In K-12 school districts, the move to the cloud was well underway—even before COVID-19 changed the way schools operate this year. CoSN’s State of EdTech Leadership Survey, released back in January 2020, found that 91% of district respondents have been using a cloud-based learning management system (LMS) like Google Classroom, or at least planned to in the near future.

Then, COVID-19 arrived and the transition to the cloud happened rapidly. Districts have increased their reliance on cloud computing, with apps such as Google Meet, Microsoft Teams, and Zoom to enable remote learning for students and staff. The work to secure these cloud environments will be an ongoing project for IT teams.

Cloud technology is fairly new to school districts, but the steps that need to be taken to secure it are relatively similar to how an online account or physical device is secured. It seems like remote learning is here to stay. This blog series will focus on three steps you can take that will improve your district’s cloud security posture.

Requiring Strong Passwords

A password is the first line of defense for your district’s school networks and managed devices. The same goes for your district’s cloud environment.

There’s a common saying in cybersecurity that “the best password is one you can’t remember.” Getting into the habit of using a strong password for critical district information and systems, and also helping teachers develop the habit for their own classes, will help keep your district protected.

What constitutes a strong password, exactly? Well, here’s the quick rundown of what one looks like.

  1. Length of at least 16 characters
  2. Contains a mix of upper- and lower-case letters
  3. Contains numbers and symbols
  4. Has no ties to personally identifiable information (PII)

Implementing a strong password that isn’t easy for users to remember is a great first step in protecting your cloud environment and all the applications connected to it.  You can even take this management a step further by prompting password resets every semester. There are some great password manager platforms out there as well that can make the task of managing your school district’s passwords, and any resets, much easier for you and your team.  An alternative to a strong password that isn’t easy to for users to remember is using a passphrase with all the qualifications above, but simpler to remember if you lack access to a password management application.

If a password does fall into the wrong hands (and chances are that one will at some point), there is another security measure you can enable that helps you make sure someone is who they actually claim to be.

Enable Multi-Factor Authentication

Multi-factor authentication (MFA) is another critical step in ensuring your district accounts, data, and apps stay protected and secure. If a password at your school district is compromised, the unauthorized person who obtained the password will have to prove that they are the person to whom the account belongs, which is difficult to accomplish.

MFA is a security measure that is widely used by enterprise companies and individual people as another security step to keep their accounts and data protected. There are different types of authentication that are commonly used, including SMS and email token authentication. There are also app-based authentication tokens—such as those from Google and Microsoft.

For business and personal use, it’s easier to enable MFA because most users are over the age of 18 and likely have a device capable of performing the authentication. For you—the K-12 IT admin—phishing attacks against your district have likely made enabling MFA an attractive security measure. However, there is more you need to consider since you’re working with students of all ages and demographics, where accessibility may be difficult.

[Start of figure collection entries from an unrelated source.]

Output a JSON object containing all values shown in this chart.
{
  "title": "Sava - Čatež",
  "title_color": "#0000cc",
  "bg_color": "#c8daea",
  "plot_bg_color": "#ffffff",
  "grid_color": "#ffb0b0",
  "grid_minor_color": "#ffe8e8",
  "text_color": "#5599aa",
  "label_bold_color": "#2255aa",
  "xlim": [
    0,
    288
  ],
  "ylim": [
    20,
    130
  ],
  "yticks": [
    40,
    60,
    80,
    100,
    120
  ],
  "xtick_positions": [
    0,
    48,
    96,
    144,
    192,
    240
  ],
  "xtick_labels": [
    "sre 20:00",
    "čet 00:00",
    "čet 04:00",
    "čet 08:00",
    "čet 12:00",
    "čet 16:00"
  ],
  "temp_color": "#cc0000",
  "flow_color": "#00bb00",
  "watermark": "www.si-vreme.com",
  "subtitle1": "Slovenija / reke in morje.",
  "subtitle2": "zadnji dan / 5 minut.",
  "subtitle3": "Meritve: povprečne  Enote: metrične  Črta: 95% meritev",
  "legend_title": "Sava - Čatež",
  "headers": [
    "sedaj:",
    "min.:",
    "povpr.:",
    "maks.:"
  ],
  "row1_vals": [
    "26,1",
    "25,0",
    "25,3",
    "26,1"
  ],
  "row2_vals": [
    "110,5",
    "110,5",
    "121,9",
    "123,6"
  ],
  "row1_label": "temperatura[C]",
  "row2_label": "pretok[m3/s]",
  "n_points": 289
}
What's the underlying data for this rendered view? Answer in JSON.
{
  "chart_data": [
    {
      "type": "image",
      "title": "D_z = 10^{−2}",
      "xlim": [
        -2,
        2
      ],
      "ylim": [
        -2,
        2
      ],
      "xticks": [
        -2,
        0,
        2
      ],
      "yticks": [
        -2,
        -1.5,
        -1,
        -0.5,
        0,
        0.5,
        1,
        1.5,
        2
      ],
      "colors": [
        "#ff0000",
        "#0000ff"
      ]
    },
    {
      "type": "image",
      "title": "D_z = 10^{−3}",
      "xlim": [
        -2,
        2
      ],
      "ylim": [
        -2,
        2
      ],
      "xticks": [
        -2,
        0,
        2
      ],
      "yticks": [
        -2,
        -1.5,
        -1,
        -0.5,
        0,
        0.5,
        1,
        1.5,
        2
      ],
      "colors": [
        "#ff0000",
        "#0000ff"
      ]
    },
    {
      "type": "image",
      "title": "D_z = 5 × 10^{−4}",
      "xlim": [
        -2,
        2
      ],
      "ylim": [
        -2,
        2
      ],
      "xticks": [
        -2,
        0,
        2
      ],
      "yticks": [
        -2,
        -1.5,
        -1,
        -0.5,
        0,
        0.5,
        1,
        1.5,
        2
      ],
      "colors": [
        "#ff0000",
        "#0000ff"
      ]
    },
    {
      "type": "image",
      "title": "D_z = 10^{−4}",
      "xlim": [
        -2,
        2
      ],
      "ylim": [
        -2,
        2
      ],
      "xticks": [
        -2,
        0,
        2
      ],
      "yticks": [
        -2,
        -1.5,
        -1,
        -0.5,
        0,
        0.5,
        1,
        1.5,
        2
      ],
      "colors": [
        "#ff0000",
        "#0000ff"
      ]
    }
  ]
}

  1. Will MFA be used in the entire school district? Or used only for the most sensitive school district systems?
  2. What grade level do you start enforcing MFA for students, if at all?
  3. How will digital equity among students impact the effectiveness and inclusiveness of MFA?
  4. Are teachers allowed to use cell phones while at school? Would they want to enable MFA on their device?
  5. What are the costs associated with purchasing keys or other MFA hardware?

There are also state regulations to keep in mind when it comes to enabling MFA at your school district. For example, the state of Texas has SB 820, which states that each Texas school district must adopt a cybersecurity policy to secure district cyberinfrastructure, determine cybersecurity risk, and implement mitigation planning.

At ManagedMethods, we recently discussed the topic of multi-factor authentication with a few district IT leaders during a virtual K-12 cybersecurity and student safety leadership series event, which you can watch to see different approaches being taken during implementation. MFA isn’t an end-all-be-all to cybersecurity, however. Cybercriminals are smart, so you still need to keep an eye on suspicious activity taking place inside your cloud environment.